By then, however, Dark Emu had been held up for several years as a ‘truer’ revisionist history, was in its second edition with several reprints, added to school curricula and with a kid’s version available (Young Dark Emu, 2019, with the subtitle A truer history).

It would be fair to say cognitive dissonance did appear for a while after Sutton and Walshe’s book, their critique gaining some good initial coverage and even some very limited public acknowledgement of the misplaced haste of journalists’ uncritical acceptance of Pascoe’s thesis (Paul Barry on ABC’s Media Watch).

Of course, in a healthy society, knowledge claims change over time, and what most people might have believed five, fifty or one hundred years ago might not be the same today. So, what’s the problem: isn’t Dark Emu just another example of this?

The problem is that the kind of reasonable critique Dark Emu should have been subjected to in its initial years was absent. Where was the journalistic search for balance? Where were the actual academic historians, anthropologists, archaeologists (Ian Keen at ANU being an exception)? When and where did journalists seek expert opinions from experts on Dark Emu and its thesis? (Richard Guilliatt’s 25 May 2019 piece in the Weekend Australian Magazine being another rare exception).

If we take Dark Emu and Pascoe’s reception as a test of whether our sensemaking institutions are doing their job, then I suggest that they have clearly failed. The fact that it took until 2021 for major mainstream news outlets to give serious airtime or column inches to what was always a highly contestable set of claims is concerning, and suggests the disturbing possibility that when highly fraught moral or ‘social justice’ narratives are present, our institutions struggle to meet their obligations within a timeframe that is useful to hold the bubble in check.
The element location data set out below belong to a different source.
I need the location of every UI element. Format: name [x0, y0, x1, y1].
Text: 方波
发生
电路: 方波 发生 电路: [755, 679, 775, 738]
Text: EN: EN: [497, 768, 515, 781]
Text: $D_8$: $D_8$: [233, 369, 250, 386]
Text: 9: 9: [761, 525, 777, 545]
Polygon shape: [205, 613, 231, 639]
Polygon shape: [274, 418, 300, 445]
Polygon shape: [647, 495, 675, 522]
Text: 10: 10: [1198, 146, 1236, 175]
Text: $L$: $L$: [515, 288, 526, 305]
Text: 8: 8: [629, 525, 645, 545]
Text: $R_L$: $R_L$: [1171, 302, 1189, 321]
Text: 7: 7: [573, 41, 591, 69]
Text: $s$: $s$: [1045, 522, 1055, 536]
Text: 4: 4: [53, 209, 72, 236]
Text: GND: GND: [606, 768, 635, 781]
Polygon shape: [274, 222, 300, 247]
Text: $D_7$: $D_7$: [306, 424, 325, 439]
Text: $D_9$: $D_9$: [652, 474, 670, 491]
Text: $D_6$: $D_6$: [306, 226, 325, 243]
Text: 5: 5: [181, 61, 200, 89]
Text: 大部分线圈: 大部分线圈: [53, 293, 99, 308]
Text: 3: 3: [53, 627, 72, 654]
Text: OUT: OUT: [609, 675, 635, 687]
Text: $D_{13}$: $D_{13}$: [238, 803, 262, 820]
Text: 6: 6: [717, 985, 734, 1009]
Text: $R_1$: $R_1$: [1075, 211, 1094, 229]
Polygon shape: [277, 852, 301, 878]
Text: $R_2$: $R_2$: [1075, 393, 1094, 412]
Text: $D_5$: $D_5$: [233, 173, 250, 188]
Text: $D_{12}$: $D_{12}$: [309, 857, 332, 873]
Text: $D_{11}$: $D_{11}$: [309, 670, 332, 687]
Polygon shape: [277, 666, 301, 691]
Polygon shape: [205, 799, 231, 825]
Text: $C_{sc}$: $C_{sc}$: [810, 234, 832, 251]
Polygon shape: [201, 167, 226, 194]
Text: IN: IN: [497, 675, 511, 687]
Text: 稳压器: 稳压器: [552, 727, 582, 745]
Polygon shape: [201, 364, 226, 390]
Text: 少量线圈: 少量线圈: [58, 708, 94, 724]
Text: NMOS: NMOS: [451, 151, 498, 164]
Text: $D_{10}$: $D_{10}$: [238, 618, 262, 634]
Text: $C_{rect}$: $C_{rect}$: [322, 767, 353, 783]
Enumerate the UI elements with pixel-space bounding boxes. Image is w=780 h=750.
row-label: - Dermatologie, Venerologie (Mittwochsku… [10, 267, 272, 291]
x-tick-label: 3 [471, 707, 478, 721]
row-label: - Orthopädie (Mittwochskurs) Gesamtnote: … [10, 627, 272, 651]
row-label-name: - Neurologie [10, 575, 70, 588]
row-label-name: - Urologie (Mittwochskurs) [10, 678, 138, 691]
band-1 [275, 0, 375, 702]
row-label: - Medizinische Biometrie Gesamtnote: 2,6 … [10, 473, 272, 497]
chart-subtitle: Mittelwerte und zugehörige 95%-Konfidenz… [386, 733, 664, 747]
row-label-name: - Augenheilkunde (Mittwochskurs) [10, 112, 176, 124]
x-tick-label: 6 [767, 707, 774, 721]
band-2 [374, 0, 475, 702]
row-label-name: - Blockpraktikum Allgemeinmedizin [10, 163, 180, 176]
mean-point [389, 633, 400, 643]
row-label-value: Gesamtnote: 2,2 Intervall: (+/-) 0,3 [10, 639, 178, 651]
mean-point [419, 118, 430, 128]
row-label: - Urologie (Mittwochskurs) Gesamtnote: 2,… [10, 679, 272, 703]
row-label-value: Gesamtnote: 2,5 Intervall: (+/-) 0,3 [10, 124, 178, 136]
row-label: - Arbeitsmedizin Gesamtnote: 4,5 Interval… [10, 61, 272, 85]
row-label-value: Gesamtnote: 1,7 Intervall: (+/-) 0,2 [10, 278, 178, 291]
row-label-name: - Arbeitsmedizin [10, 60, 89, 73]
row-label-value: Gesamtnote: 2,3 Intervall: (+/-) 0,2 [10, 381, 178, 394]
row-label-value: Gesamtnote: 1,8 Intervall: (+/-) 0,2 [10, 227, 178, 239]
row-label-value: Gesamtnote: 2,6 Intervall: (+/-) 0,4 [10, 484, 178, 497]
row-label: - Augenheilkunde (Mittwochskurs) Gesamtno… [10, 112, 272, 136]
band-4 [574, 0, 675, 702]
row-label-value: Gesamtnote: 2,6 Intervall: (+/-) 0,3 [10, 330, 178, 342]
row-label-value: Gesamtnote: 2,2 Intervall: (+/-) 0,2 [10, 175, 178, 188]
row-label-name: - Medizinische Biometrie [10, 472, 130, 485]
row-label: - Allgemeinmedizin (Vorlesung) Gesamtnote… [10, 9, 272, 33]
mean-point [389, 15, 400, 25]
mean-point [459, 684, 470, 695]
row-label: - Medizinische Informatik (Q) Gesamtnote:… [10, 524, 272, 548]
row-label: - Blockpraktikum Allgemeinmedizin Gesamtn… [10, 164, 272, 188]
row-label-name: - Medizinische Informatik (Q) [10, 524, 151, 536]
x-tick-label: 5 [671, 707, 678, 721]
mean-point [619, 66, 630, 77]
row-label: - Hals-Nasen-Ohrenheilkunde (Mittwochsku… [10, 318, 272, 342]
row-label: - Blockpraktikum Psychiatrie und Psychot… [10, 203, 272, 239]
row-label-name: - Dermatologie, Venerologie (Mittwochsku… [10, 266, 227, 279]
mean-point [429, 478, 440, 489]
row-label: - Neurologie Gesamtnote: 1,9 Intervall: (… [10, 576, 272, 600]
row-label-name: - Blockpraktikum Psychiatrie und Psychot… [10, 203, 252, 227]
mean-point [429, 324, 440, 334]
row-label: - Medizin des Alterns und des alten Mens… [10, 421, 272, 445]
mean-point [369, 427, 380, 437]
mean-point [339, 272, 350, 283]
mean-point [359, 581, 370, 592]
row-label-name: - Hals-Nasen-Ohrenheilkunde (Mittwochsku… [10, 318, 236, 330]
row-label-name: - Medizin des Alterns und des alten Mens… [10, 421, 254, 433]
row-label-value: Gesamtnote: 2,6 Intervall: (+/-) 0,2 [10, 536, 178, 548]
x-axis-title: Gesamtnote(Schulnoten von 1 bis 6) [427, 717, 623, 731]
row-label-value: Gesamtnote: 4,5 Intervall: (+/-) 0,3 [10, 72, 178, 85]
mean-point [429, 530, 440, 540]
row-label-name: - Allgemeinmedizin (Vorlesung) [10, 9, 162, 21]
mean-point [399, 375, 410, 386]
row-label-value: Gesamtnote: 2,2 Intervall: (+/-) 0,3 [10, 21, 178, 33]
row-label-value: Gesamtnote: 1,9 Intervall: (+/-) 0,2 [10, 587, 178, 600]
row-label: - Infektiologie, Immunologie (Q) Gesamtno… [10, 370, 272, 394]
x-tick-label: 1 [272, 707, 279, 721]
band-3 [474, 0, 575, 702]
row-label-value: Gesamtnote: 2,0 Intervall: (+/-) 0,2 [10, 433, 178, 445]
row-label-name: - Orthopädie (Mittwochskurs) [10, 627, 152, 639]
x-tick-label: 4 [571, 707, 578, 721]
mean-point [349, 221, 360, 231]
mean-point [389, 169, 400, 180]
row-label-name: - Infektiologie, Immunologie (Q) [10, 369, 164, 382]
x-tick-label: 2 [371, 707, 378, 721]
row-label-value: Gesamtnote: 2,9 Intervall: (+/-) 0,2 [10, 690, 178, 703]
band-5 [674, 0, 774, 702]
Of course, nature abhors a vacuum, and in the hole left by mainstream media and academics, others rushed in to fill the gap prior to Sutton and Walshe’s book. The website Dark Emu Exposed was born, and conservative outlets and thinkers offered criticism others failed to provide, such as with Peter O’Brien’s Bitter Harvest: The Illusion of Aboriginal Agriculture in Bruce Pascoe’s Dark Emu (2019, Quadrant Books).

If Pascoe’s book proves anything, it is that without quality academic and journalistic interrogation, dubious ideas can run exponentially rampant.

Why this state of affairs? Because, I believe, we are in a time of ‘moral clarity’ where social justice underpins many narratives and progressive causes. The awkward possibility of finding counter arguments or contrary evidence to a morally led cause is too acute, combined with the threat of social media mobbing and accusations of racism are so cheaply deployed as weapons of censorship.

So, Dark Emu’s frictionless reception is a sign of a greater malaise in our sensemaking institutions; one that has potentially dire consequences for how society collectively responds to pressing social, environmental and public health challenges.

If we take a selection of the most highly polarising issues currently showing similar confirmation loop ‘bubble’ trajectories to Dark Emu, then we can see familiar dynamics working their way through with them too, such as with the current ‘gender-wars’ around the ‘affirmative treatment’ model in gender clinics for gender-questioning or non-conforming adolescents.

As with this and other pressing issues, it is our media and academic institutions that should be pressure-testing and tempering the confirmation loop that Rauch refers to. Our sensemaking institutions must stand up and be counted, for when the bubbles burst, those who have been let down will demand redress and the question asked will be: ‘Where were all the critically minded academics and journalists when the narrative bubble was growing unchecked?’.